# Last Day Buck



## kdinkel (Oct 29, 2014)

Sorry this is so late. New to the site. After a 20 year break from hunting I started muzzle loader again last year. Last day of the hunt last year I was able to take a 2 point last year and was hooked again. After spending the hunt seeing everything I couldn't shoot (elk, moose, etc) I finally got into some bucks. After having some technical difficulties I was finally able to get this guy on the last morning. The only shot I had was with him facing me. The bullet ended up going in the chest and out the back leg. Even without the buck, the hunt was amazing. Going to a long year until next fall!


----------



## RandomElk16 (Sep 17, 2013)

Nice buck!

And welcome. Kick off your boots and stay awhile!


----------



## utahgolf (Sep 8, 2007)

cool deer, looks like a whitetail rack!


----------



## lunkerhunter2 (Nov 3, 2007)

Awesome buck, very tall!
I am guessing this wasn't Utah?


----------



## kstorrs (Oct 29, 2012)

That is a very cool buck! Good job!


----------



## kdinkel (Oct 29, 2014)

Thanks for all the compliments! It was a fun hunt and I have two daughters interested in going next year! It is a Utah buck. I know it is taboo to list areas, but it is a Wasatch front buck.


----------



## bowgy (Oct 10, 2007)

Awesome buck.


----------



## ridgetop (Sep 13, 2007)

Cool looking buck. Congrats.
What kind of scope is that on your muzzleloader?


----------



## Nambaster (Nov 15, 2007)

I want to see a side view of that amazing buck... He looks unique


----------



## kdinkel (Oct 29, 2014)

The scope is just the 1x muzzleloader $59 dollar one from sportsman's. I think it is a traditions. I have added a few different views of the horns. It doesn't look like much from the side. When I scoped him he was standing broadside and I though it was a 2x3. It wasn't until I after I had killed him that I saw he was a 4x4.


----------



## Nambaster (Nov 15, 2007)

Ya that buck has some awesome character. I love how front heavy he is.


----------



## USMARINEhuntinfool (Sep 15, 2007)

That buck is sweet! Good job!


----------



## Bow hunter mojo (Oct 12, 2013)

Congrats! I shot my first muzzleloader buck this year and I had a great time. I really like the character of your bucks rack. Way to go!


----------



## kdinkel (Oct 29, 2014)

Thanks for the comments! I am hooked for good now. Just purchased a new muzzleloader for next season! Bow hunter, do you have any pics of your buck?


----------



## kdinkel (Oct 29, 2014)

Just to keep things moving here is a pic of the mount of this buck. Just got it back yesterday. Normally I wouldn't have mounted it, but some friends convinced my that I should due to the uniqueness.

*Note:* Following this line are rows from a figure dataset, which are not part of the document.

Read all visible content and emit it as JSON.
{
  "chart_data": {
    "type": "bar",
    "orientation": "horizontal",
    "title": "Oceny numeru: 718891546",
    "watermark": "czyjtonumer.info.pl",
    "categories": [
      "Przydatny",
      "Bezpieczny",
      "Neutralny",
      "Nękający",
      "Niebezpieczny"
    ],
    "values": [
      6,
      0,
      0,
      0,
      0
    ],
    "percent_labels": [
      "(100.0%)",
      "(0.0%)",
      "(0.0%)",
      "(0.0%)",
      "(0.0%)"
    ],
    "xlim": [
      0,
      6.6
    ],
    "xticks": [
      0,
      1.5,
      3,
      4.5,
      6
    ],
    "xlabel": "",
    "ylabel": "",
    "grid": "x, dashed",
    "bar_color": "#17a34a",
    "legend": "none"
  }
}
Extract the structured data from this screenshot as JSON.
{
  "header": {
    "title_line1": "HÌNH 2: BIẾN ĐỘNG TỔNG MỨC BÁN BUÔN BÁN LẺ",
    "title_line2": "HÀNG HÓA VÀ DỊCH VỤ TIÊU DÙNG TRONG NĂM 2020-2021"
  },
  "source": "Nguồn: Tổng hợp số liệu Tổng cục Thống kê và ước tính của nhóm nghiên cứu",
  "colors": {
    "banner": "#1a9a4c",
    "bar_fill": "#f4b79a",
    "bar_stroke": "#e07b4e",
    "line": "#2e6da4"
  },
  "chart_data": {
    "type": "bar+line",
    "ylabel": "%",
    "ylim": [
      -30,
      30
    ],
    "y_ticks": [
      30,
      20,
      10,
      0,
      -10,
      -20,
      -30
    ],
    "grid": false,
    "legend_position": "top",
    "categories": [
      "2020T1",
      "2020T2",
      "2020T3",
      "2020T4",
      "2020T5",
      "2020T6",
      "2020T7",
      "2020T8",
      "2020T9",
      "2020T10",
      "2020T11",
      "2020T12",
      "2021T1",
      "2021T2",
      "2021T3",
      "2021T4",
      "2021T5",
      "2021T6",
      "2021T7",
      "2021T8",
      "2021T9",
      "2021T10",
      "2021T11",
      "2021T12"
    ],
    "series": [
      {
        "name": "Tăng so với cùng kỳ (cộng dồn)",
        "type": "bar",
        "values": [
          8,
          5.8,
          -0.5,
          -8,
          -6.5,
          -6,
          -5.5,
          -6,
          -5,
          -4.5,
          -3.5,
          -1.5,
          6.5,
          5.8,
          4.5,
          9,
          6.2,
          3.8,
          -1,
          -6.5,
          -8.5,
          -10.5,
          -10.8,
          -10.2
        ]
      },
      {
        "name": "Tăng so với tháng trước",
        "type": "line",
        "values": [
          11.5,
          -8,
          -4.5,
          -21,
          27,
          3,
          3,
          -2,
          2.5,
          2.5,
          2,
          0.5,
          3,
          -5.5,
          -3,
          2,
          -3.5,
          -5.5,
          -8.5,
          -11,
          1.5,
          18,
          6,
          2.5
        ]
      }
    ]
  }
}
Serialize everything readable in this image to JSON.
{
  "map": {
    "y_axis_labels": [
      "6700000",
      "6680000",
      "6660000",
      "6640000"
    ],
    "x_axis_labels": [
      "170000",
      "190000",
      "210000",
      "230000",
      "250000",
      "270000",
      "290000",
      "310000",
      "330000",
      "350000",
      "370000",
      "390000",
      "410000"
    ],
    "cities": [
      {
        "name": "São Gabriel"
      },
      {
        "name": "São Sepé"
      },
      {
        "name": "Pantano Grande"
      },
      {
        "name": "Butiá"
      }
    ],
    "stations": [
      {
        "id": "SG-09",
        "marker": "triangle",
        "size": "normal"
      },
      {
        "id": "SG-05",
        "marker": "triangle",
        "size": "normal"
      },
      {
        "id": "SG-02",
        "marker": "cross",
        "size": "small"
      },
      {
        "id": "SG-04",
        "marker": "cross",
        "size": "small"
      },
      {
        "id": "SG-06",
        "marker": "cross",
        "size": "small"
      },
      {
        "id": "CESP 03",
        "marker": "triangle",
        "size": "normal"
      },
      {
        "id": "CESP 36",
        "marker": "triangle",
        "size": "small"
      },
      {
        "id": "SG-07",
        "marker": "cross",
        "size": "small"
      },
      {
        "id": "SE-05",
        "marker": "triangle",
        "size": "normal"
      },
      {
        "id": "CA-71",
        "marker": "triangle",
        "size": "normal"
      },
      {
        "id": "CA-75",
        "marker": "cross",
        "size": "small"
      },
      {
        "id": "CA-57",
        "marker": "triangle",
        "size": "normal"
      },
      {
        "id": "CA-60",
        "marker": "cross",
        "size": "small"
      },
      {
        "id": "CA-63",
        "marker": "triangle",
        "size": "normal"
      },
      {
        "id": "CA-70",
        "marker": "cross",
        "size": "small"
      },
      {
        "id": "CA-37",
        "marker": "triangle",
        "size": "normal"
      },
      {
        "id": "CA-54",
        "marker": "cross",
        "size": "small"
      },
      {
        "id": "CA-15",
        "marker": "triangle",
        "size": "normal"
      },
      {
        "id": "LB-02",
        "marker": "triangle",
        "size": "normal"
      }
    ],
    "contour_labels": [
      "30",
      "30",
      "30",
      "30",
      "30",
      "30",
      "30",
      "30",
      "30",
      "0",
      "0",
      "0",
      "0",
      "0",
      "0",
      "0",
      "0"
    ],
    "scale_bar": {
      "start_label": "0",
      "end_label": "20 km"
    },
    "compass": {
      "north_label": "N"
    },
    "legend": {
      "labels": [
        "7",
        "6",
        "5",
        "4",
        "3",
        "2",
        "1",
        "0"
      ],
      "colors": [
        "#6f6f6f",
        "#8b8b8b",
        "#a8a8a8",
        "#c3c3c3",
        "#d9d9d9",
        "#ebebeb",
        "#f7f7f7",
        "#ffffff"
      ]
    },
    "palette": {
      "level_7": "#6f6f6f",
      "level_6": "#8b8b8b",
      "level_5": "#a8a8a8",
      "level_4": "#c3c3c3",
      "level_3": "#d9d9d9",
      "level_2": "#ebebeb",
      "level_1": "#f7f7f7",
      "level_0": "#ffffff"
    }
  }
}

http://utahwildlife.net/forum/attachment.php?attachmentid=56218&stc=1&d=1427929489


----------



## muleymadness (Jan 23, 2008)

Cool buck


----------



## Lonetree (Dec 4, 2010)

Sonic hedgehog double thumbs, with amazing symmetry, very cool.


----------



## Nambaster (Nov 15, 2007)

I really want to see images of the mount but the link is broken...


----------



## willfish4food (Jul 14, 2009)

Good call on mounting it (even though I can't see the mount yet cause the link is broken). The rack on that buck is something special for sure. Love the symmetry, especially on the fronts, and I'm really liking the LONG backs!


----------



## kdinkel (Oct 29, 2014)

Thanks everyone. Works for me if I click on it, but I will try again to get it to show.


----------



## GaryFish (Sep 7, 2007)

Great looking deer. I love the rack on that thing with the triple front tines. Very cool. And thanks for sharing the hunt with us.


----------